Gas leak that forced evacuation of New Kensington vo-tech school to be investigated |
Valley News Dispatch

Gas leak that forced evacuation of New Kensington vo-tech school to be investigated

Brian C. Rittmeyer
Brian C. Rittmeyer | Tribune-Review
Northern Westmoreland Career and Technology Center in New Kensington was evacuated on Wednesday, Sept. 25, 2019, after work crews ruptured a natural gas line behind the technical school.
Brian C. Rittmeyer | Tribune-Review
Buses arrive at Northern Westmoreland Career and Technology Center in New Kensington to evacuate students on Wednesday, Sept. 25, 2019, after a gas line was ruptured behind the school.
Brian C. Rittmeyer | Tribune-Review
Officials said crews with Ligonier Construction were installing a water line for fire hydrants when they hit and broke a 1-inch natural gas line behind the Northern Westmoreland Career and Technology Center in New Kensington on Wednesday, Sept. 25, 2019.
Brian C. Rittmeyer | Tribune-Review
Firefighters responded to the campus of Valley High School in New Kensington on Wednesday, Sept. 25, 2019, after crews installing a water line behind the adjacent Northern Westmoreland Career and Technology Center hit and ruptured a natural gas line.

The state’s Public Utility Commission said it will investigate a gas line break Wednesday in New Kensington that forced the evacuation of a school.

Northern Westmoreland Career and Technology Center was evacuated in the morning and closed for the rest of the day after work crews ruptured a natural gas line on the New Kensington campus it shares with Valley High School.

Officials said crews with Ligonier Construction were installing a new, dedicated waterline to supply fire hydrants behind the Career and Technology Center building, close to Memorial Stadium, when they ruptured a 1-inch natural gas line shortly after 11 a.m.

Peoples Natural Gas spokesman Barry Kukovich said the utility was called to the site and shut off the gas for safety, but “determined it was not our gas line.”

Kukovich said the line belongs to the vocational-technical school.

“They were working with a contractor to repair it,” he said.

Westmoreland County-based Ligonier Construction did not respond to a request for comment.

The state PUC’s safety division will investigate the incident, spokesman Nils Hagen-Frederiksen said.

“We’ll investigate from both the perspective of public safety regulations and also from the perspective of PA One Call requirements,” he said.

One Call requires contractors, municipalities and private property owners to call before digging so underground utilities can be located and marked.

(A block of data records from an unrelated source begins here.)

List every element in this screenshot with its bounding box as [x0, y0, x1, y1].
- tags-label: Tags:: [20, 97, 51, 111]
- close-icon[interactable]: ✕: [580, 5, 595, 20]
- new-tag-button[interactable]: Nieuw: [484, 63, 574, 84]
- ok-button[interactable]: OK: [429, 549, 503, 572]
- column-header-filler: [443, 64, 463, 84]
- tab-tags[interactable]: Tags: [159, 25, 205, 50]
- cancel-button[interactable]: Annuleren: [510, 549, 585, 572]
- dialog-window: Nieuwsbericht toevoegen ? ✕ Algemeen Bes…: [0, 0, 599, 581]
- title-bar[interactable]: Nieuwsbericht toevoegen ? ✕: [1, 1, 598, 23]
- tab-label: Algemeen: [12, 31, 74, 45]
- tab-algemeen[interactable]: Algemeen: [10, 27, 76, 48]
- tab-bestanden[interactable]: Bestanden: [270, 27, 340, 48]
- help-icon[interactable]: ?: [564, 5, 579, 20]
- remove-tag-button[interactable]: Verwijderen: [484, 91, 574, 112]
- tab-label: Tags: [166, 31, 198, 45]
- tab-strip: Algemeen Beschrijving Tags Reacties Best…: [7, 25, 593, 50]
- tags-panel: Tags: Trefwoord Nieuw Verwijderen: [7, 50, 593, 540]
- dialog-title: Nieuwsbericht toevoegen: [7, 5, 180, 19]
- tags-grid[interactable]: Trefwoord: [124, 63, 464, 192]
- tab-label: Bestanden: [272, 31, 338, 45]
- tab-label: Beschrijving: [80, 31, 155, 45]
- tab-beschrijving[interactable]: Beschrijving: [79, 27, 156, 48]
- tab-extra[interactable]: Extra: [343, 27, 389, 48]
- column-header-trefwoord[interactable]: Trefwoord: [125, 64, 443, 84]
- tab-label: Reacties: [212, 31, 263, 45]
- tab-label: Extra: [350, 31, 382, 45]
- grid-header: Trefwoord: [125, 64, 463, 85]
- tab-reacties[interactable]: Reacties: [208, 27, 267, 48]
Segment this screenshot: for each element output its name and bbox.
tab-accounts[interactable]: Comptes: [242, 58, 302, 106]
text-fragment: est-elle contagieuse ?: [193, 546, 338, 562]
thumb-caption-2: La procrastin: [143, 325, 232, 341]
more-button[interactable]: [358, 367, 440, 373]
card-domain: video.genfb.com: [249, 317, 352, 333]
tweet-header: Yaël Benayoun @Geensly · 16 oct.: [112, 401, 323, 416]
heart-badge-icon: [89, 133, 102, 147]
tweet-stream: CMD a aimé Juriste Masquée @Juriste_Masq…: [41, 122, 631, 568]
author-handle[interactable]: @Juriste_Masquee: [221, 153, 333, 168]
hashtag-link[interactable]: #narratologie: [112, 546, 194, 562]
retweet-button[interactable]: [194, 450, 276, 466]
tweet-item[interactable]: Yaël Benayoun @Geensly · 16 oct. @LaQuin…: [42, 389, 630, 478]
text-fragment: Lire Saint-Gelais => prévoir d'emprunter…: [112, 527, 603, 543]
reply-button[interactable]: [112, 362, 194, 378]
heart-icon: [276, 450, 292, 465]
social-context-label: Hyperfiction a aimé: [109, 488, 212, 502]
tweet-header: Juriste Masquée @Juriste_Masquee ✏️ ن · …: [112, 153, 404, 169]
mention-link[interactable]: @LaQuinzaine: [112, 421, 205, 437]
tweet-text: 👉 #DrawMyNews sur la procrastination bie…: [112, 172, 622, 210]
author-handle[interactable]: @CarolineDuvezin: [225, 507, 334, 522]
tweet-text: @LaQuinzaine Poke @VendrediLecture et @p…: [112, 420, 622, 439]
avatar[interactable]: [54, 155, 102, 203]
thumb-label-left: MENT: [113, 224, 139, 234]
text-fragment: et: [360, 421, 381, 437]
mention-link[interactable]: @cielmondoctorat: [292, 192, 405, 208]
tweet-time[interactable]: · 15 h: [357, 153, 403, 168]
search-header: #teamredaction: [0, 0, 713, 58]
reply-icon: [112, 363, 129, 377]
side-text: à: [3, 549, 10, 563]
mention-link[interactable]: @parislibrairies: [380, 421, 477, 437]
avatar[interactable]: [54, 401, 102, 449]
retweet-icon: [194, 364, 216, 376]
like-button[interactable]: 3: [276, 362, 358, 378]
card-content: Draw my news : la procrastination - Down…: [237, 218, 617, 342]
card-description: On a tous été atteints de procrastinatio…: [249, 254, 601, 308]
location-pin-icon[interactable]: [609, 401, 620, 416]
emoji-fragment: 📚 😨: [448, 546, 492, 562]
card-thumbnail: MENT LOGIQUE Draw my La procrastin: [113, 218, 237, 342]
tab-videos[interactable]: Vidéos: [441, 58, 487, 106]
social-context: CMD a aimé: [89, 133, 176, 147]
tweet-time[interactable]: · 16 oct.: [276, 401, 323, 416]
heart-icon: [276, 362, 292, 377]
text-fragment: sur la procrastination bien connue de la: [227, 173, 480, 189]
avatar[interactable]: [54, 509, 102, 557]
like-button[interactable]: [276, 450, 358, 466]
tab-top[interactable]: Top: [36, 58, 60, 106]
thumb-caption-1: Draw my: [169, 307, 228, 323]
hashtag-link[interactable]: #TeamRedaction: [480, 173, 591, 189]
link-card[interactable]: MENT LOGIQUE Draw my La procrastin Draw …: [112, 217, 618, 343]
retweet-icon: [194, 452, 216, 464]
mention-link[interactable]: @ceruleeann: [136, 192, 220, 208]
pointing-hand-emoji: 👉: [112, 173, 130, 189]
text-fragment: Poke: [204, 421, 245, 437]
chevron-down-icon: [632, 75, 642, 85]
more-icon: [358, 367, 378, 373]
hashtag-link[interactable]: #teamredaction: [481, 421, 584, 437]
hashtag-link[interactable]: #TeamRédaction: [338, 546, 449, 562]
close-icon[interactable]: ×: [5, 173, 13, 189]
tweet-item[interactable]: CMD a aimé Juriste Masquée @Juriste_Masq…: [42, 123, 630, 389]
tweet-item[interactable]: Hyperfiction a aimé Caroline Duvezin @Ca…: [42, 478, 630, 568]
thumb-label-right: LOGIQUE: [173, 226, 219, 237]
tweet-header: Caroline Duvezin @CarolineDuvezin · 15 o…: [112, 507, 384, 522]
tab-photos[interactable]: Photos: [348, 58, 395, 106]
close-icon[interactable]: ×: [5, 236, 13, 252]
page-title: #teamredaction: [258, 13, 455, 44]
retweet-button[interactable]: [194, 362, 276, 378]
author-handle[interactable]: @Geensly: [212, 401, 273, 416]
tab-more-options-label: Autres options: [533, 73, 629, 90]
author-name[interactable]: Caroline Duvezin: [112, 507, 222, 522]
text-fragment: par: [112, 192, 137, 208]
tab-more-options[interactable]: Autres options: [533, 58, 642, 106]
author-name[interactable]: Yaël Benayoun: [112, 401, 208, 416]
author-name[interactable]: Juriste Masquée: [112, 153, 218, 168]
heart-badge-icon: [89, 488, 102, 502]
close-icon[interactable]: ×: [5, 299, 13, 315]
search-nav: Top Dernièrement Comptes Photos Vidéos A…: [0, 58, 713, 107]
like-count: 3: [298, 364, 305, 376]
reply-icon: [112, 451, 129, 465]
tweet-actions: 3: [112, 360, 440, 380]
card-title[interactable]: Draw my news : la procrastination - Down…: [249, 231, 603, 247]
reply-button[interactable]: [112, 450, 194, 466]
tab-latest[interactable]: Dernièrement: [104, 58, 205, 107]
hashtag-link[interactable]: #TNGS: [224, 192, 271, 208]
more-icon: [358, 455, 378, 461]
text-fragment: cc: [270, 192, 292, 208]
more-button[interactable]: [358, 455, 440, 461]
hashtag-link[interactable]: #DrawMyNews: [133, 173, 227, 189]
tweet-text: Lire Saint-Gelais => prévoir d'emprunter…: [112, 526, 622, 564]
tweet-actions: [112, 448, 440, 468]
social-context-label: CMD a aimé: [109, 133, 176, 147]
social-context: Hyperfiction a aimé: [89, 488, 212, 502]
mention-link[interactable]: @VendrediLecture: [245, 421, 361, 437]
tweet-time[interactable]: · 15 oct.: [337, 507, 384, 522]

“These are not simple incidents,” Hagen-Frederiksen said. “These are investigations that take weeks or months to make a determination.”

No injuries were reported.

CTC Director Kurt Kiefer said his school’s morning students — from Franklin-Regional, Burrell and New Kensington-Arnold — already had left for the day when the incident happened.

About 120 Kiski Area School District students, who attend the school all day, were at lunch. They were evacuated away from the building to the high school’s parking lot, then bused back to Kiski Area to go home, he said.

The school’s afternoon classes were canceled, Kiefer said.

Carrie Richard of Vandergrift said she was nearby in New Kensington when her daughter, who attends the career school, called her saying that she didn’t feel well and was scared. Richard swung by and picked up her daughter.

“It’s scary, but it could be worse,” she said.

Valley High School started to evacuate its 850 students to the neighboring track on the opposite side of the campus, but Superintendent John Pallone stopped the evacuation and had the students brought back inside after the natural gas was shut off. He said that happened within minutes.

“Our No. 1 priority is keeping students and staff safe. We have to always err on the side of caution,” he said. “The risk was removed, so we put everybody back in the building.”

Pallone said the school day was interrupted for 15 to 20 minutes.

Kiefer said there was no smell of natural gas in his building.

New Kensington police Chief Bob Deringer said some Valley High School teachers said they could smell gas in rooms nearest to the career school.

The rooms were checked, but no natural gas was detected, Pallone said.

Pallone said the school’s windows were opened to air it out.

“We took every precaution we were supposed to,” he said.

Classes resumed at Valley High School and students completed their day there.

Kiefer said he anticipated classes would resume at the career school as normal Thursday.